Géhin, PUF, 2017) a provoqué nombre de débats et polémiques. Curieusement, dans
ce débat, Auguste Comte n’est jamais cité. L’auteur, qui n’est pas sociologue, se propose
de rappeler que le fondateur de la sociologie avait, pour l’essentiel, déjà
exprimé, pensé et parfois exploré à
certain péril la plupart des problématiques posées (et réactualisées par MM.

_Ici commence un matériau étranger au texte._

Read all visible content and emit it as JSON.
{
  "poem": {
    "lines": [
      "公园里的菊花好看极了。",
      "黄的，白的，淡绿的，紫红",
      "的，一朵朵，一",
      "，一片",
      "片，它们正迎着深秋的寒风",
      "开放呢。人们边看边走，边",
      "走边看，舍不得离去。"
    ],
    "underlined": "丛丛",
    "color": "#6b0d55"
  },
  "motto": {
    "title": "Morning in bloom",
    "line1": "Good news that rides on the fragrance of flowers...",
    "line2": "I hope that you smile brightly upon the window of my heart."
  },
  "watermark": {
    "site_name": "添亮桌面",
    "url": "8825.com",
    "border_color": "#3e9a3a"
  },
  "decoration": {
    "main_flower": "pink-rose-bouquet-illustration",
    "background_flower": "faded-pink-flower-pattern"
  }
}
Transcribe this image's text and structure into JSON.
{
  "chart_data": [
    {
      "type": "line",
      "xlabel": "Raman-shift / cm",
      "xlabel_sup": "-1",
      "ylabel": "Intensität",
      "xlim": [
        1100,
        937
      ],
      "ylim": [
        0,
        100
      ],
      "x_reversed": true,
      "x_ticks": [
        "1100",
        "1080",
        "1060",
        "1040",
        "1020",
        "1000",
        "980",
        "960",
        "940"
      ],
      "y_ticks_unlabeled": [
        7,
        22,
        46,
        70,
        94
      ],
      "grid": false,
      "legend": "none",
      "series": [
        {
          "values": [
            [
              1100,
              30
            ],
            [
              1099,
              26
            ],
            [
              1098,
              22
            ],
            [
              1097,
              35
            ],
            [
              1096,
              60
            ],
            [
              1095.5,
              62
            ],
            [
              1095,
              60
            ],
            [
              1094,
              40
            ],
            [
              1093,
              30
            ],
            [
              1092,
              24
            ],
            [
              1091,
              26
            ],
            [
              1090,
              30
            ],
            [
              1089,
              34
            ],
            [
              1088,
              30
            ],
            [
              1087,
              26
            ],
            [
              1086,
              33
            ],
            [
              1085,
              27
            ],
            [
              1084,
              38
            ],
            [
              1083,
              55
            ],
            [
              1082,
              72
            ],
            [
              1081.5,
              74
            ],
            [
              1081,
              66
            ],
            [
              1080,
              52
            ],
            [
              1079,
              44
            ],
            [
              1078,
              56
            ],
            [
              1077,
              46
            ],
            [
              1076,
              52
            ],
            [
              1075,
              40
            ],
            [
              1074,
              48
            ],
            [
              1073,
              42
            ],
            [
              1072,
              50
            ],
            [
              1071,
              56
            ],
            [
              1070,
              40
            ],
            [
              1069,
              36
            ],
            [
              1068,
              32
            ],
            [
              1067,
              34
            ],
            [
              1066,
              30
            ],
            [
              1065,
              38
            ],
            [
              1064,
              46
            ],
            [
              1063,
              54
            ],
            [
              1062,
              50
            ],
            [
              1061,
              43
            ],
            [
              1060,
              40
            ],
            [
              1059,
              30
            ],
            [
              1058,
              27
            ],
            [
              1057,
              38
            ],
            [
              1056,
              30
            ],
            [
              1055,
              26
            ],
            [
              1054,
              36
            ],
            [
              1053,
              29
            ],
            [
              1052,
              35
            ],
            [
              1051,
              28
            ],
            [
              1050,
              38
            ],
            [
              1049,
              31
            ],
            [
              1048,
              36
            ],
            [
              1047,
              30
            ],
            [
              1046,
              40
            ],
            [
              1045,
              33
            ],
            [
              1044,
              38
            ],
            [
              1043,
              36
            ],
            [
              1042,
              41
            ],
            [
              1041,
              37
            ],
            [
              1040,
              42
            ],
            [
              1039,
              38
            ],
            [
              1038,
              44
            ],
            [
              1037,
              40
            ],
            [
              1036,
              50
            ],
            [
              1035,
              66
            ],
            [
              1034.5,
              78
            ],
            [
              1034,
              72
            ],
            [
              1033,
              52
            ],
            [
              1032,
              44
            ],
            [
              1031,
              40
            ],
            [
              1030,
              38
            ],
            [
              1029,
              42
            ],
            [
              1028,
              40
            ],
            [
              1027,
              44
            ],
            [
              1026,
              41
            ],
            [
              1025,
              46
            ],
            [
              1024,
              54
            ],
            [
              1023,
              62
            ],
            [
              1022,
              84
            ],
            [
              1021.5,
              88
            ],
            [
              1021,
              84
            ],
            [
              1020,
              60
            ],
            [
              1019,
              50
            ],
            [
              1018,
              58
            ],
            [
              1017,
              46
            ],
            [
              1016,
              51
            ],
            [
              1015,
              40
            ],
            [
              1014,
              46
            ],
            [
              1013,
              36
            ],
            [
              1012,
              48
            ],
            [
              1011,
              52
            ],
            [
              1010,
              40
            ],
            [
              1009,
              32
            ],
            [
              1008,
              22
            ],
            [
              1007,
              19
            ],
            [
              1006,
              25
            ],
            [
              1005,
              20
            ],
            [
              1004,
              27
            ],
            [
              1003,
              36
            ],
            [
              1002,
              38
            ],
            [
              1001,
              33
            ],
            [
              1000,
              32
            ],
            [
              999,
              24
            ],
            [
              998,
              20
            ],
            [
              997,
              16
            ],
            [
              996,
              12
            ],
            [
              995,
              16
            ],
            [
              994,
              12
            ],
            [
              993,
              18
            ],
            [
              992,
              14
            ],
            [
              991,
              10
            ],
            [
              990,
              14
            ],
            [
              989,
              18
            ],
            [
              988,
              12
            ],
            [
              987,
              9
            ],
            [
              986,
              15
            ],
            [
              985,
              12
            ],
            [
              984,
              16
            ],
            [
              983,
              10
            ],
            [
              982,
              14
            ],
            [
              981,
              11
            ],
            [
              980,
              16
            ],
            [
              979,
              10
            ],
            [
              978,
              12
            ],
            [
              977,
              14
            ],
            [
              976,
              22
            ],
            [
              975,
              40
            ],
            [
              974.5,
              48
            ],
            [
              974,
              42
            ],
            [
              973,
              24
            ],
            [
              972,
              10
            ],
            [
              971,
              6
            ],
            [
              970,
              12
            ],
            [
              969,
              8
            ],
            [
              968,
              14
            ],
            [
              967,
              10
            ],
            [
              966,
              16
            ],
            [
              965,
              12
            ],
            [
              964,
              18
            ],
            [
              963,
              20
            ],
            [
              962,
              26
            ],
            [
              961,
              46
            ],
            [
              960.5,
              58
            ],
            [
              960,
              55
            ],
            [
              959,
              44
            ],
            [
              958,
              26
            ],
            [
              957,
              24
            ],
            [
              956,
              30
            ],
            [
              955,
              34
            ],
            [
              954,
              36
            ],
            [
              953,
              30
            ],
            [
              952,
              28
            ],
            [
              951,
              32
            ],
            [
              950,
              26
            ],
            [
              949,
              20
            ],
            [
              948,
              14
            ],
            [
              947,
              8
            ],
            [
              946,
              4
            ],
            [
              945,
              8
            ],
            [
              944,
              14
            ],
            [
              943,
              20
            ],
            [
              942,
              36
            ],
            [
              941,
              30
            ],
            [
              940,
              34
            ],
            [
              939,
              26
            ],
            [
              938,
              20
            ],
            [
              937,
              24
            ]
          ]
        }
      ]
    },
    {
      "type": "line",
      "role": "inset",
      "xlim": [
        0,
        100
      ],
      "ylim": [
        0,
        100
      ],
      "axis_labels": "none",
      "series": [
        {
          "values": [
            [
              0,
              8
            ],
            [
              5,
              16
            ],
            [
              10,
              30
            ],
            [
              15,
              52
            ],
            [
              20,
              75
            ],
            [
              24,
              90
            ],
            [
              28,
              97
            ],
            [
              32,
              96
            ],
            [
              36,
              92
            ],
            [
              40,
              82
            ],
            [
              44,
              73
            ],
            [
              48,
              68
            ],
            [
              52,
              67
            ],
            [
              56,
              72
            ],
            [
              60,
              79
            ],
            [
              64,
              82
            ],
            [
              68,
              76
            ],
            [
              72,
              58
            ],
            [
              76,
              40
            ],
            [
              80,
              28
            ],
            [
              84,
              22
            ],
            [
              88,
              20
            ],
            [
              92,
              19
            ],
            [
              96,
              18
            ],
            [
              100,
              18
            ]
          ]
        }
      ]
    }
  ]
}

Bronner et Géhin), et que cela n’a nullement empêché la sociologie d’accéder,
ce qui n’avait rien d’acquis au départ, à la reconnaissance universitaire, et
les sociologues de faire progresser leur discipline.
Dans
certaines situations, l’histoire et la sociologie ont mis en évidence l’utilité
de la fonction d’arbitrage (par ailleurs, un beau sujet d’étude). Entre les
deux camps qui se déchirent à propos du Danger
Sociologique (G. Bronner et E. Géhin, PUF, 2017), les fils de Boudon et
ceux de Bourdieu, un arbitre acceptable pourrait être un lecteur passionné de
sociologie, spécialiste d’Auguste Comte (rappelons que Durkheim disait qu’il
reste « le maître par excellence »), bénéficiant d’une bonne et large
formation scientifique, et exerçant une activité scientifique dans un domaine
totalement différent- en l’occurrence, la chimie thérapeutique (lequel domaine
n’est pas non plus dépourvu de charmes). Bref, votre serviteur, qui déclare
hautement l’absence de tout conflit
d’intérêt ou d’appartenance à quelque organisation professionnelle ou tendance
organisée de la sociologie.
L’impossible neutralité
Revenons
donc à la base, au grand Auguste si peu
cité, bien qu’il soit tout de même l’inventeur de la science en question, laquelle
fait son apparition dans la 47ème leçon du Cours de Philosophie Positive, avec cette annonce programmatique
assez tonitruante : « Désormais, les phénomènes politiques sont
aussi nécessairement assujettis à d’invariables lois naturelles que tous les
phénomènes quelconques ».
Entendons-nous ;
après les mathématiques, la physique, la chimie, la biologie, une nouvelle
science apparait qui a pour but « l’étude positive de l’ensemble des lois
fondamentales se rapportant aux phénomènes sociaux ». A vrai dire, comme
toute conception humaine, avant de se faire reconnaître comme science positive,
la sociologie est passée par un stade théologique (par exemple, Bossuet, Discours sur l’Histoire Universelle),
puis métaphysique (par exemple, Rousseau et la métaphysique de l’état
naturel, des droits, du contrat). Mais
l’affirmation même de la sociologie comme science positive rend caduques
certaines conceptions de l’histoire, de la politique, du droit, des phénomènes
sociaux en général. On ne peut pas être sociologue
et intégriste religieux.
Comprendre et juger
Parmi
les précurseurs que se reconnaît Comte figure Condorcet, à qui il fait
néanmoins ce reproche : « Il a condamné le passé au lieu de l’observer ;
et, par suite, son ouvrage n’a été qu’une longue et fatigante déclamation, dont
il ne résulte réellement aucune instruction positive » d’où il ressort
finalement qu’ « il y a donc miracle perpétuel, et la marche progressive
de la civilisation devient un effet sans cause ». Et Comte poursuit :
« L’admiration et l’improbation des phénomènes doivent être bannies avec
sévérité de toute science positive, parce que chaque préoccupation de ce genre
a pour effet direct et inévitable d’empêcher ou d’altérer l’examen ».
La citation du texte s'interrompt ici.